Carlo Ancelotti si racconta ai microfoni di RadioUno. "Per me ora è giusto guardare avanti, cercherò una nuova squadra ma non adesso". "Ma con serenità aspetto, non ho fretta". "Nel calcio non ci sono maghi con la bacchetta magica, ci vuole pazienza e trovare giocatori idonei al progetto".

Cosi' Ancelotti sul momento dei rossoneri. Napoli? Sarri, che è molto bravo anche perché ha alle spalle una struttura societaria che gli ha dato tempo per lavorare. Ma è nella logica delle cose, avendo cambiato più degli altri. Pensiamo al Real Madrid, chi si sarebbe aspettato la sconfitta col Girona? Faccio però questo mestiere da 20 anni ormai e so che fa parte del gioco. Roma? Sì, anche su quella giallorossa (ride ndr). "Domani esce poi che voglio allenare la Roma e Di Francesco si arrabbia".
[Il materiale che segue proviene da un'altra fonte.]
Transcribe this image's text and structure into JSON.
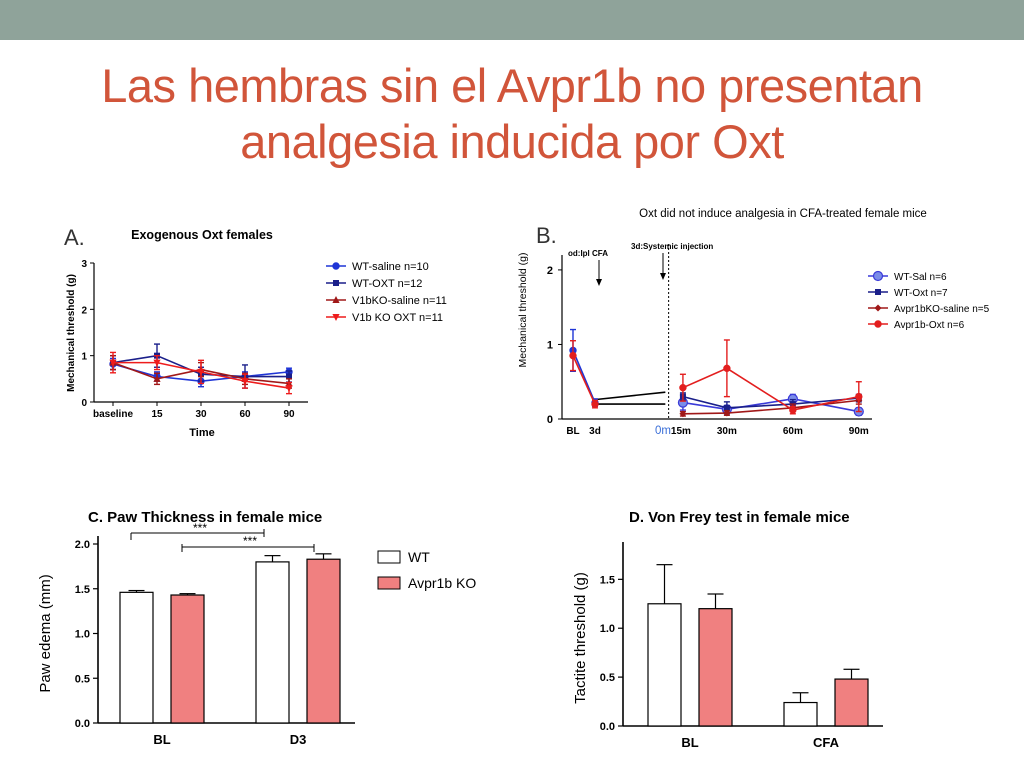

"La Juve non è mai andata via".

"Cosa penso della Var?". Che è arrivata troppo tardi, doveva arrivare prima, solo un folle può pensare che non serve. "Evita tanti problemi, e' fuori discussione". "Italia? Giocare uno spareggio è sempre un rischio, ma la tradizione e la storia contano tanto in queste partite".

Prosegue Ancelotti: "Milan? Non bastano sei mesi o una campagna acquisti per fare una squadra, occorre tempo e lavoro". Il Milan ora ha giovani che deve far crescere per tornare nei top. Le big sono legate ai risultati e quando tentennano è possibile che ci sia il cambio.